With crowdsourcing you need to be much more transparent and implicitly suggest that you are going to take on board what the crowd is saying. There is an implicit agreement that you will take a consumers input seriously and that’s the first step – before technology even
enters into the picture. However, you don’t want to over-promise and let customers think that if they send you an idea, a week later it will turn into reality.
Who needs to take ownership of a company’s customer community initiative? Should this be a departmental or business unit project, or does it need more of a company-wide focus?
LH. Customer communities may have a wide or narrow scope, which could determine the appropriate owner within the company. A cross-functional discussion should take place before creating a community to determine the company’s strategy and roadmap. Creating a community also establishes expectations among customers, so be sure to carefully plan and to proactively manage expectations of all parties.
ML. It’s really about being approached in both of those ways by different organizations and there isn’t a clear delineation on which of those works better. It’s simply that doing something is better than doing nothing, partly because that helps to socialize this within the organization and start to learn about the business practices.
Any business depends on hiring great people, but customer-centricity is particularly dependent on employing and developing people that understand the importance of the business-consumer relationship.
How can companies ensure their organizational culture is geared towards customer-centricity?
LH. Engagement of employees and customers go hand-in-hand, but it’s not a chicken-and-egg issue. Always start with a clear identification of your target market and a thorough understanding of its world, and then determine the required competencies of employees to hire, and their intrinsic motivators. Nurture customer-centricity by keeping employees
continually aware of developments in the customer’s world, and by maintaining a customer-first mindset in all internal discussions, decisions and activities.
The vision and values that top management communicates, both verbally and behaviorally, set the tone and direction for the organization. The key is consistency – at every opportunity, management should continually communicate the necessity of making it easier and nicer for
customers to get and use solutions. Consistency occurs in formal and informal meetings, written correspondence, external messages and in every business process and every management ritual such as performance reviews, annual operating plans and performance dashboards.
Customer-centricity, as priority number one, must permeate the entire business, and be un-challenged by other concerns as the organization’s primary focus of attention and efforts.

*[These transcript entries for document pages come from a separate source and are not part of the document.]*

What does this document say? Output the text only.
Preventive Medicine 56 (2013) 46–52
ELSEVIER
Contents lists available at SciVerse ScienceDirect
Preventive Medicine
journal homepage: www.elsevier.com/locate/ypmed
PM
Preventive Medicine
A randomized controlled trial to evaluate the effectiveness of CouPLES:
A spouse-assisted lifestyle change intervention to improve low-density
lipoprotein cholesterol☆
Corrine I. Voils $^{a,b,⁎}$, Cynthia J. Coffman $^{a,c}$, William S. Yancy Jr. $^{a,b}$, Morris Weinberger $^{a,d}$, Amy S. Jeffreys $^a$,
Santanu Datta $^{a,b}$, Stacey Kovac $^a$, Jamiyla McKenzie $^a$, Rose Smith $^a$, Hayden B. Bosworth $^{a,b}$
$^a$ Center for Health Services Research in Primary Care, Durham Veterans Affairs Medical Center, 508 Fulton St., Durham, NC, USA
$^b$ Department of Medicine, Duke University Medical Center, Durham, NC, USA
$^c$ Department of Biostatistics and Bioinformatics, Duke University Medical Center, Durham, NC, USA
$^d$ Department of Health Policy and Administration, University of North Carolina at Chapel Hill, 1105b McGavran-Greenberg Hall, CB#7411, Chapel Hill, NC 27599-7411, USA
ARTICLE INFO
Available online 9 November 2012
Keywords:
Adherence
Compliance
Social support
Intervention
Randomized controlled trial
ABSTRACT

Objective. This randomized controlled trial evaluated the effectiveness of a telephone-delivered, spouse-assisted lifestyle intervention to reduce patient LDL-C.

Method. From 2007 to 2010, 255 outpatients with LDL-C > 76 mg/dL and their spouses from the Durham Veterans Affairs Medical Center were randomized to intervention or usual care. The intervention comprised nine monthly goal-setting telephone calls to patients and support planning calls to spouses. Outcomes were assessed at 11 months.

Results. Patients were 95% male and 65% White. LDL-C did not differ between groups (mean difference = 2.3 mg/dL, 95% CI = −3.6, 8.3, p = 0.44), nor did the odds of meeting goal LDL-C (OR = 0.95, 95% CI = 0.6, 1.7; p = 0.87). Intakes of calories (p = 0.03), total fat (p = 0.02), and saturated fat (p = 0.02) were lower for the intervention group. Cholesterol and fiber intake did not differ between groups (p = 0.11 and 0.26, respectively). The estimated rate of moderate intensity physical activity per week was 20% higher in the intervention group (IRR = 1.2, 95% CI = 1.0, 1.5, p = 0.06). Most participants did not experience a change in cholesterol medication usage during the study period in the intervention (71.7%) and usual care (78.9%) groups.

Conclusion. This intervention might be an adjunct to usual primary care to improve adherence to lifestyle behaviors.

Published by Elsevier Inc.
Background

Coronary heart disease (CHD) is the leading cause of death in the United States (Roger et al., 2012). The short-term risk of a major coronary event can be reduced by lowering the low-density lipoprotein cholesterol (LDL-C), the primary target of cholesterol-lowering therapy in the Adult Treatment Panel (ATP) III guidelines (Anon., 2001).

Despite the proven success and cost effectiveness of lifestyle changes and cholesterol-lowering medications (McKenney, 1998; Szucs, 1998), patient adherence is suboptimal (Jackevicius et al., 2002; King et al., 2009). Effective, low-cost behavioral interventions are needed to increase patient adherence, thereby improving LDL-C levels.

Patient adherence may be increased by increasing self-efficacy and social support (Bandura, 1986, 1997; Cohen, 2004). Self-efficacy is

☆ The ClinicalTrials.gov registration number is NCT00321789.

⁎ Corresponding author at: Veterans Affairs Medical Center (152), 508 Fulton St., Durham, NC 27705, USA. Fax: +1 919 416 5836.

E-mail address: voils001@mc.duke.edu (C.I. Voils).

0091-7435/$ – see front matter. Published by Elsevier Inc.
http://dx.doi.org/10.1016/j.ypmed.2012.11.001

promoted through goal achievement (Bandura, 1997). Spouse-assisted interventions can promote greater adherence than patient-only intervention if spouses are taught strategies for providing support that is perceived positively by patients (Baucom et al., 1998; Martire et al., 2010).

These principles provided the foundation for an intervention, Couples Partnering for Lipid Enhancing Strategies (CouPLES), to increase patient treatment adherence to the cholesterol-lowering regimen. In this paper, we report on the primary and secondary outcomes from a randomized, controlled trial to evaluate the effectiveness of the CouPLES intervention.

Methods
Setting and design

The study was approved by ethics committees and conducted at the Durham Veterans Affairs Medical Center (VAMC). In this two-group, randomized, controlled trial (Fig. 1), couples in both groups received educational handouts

Accountability determines the degree to which customer-centricity takes root. What gets rewarded gets done. Proper balance and wise management of rewards and penalties are extremely important. The best planned accountability programs are undermined if group members view them as inequitable or unfair, so close monitoring of group member’s perceptions is key.
ML. Customer-centricity is about getting employees, who previously never interacted directly with customers, to engage directly with them. And so, for the companies that are implementing crowdsourcing now and engaging with their customers, they are getting a head start and
they’re setting up the processes and learning what goes into it.
There are many companies that are setting up innovation centers and these almost separate groups are charged with thinking about how the entire organization can innovate. Again, whether it’s innovating products, services, business processes, internal processes, customer
facing processes, processes involving business partners, it’s a question of how they can innovate more quickly and be more flexible.
It’s a kind of centralized approach, and many of these groups are looking at crowdsourcing methodologies whether for customer-centric innovation or for opening up to customers and others outside of the organization as opposed to an R&D group.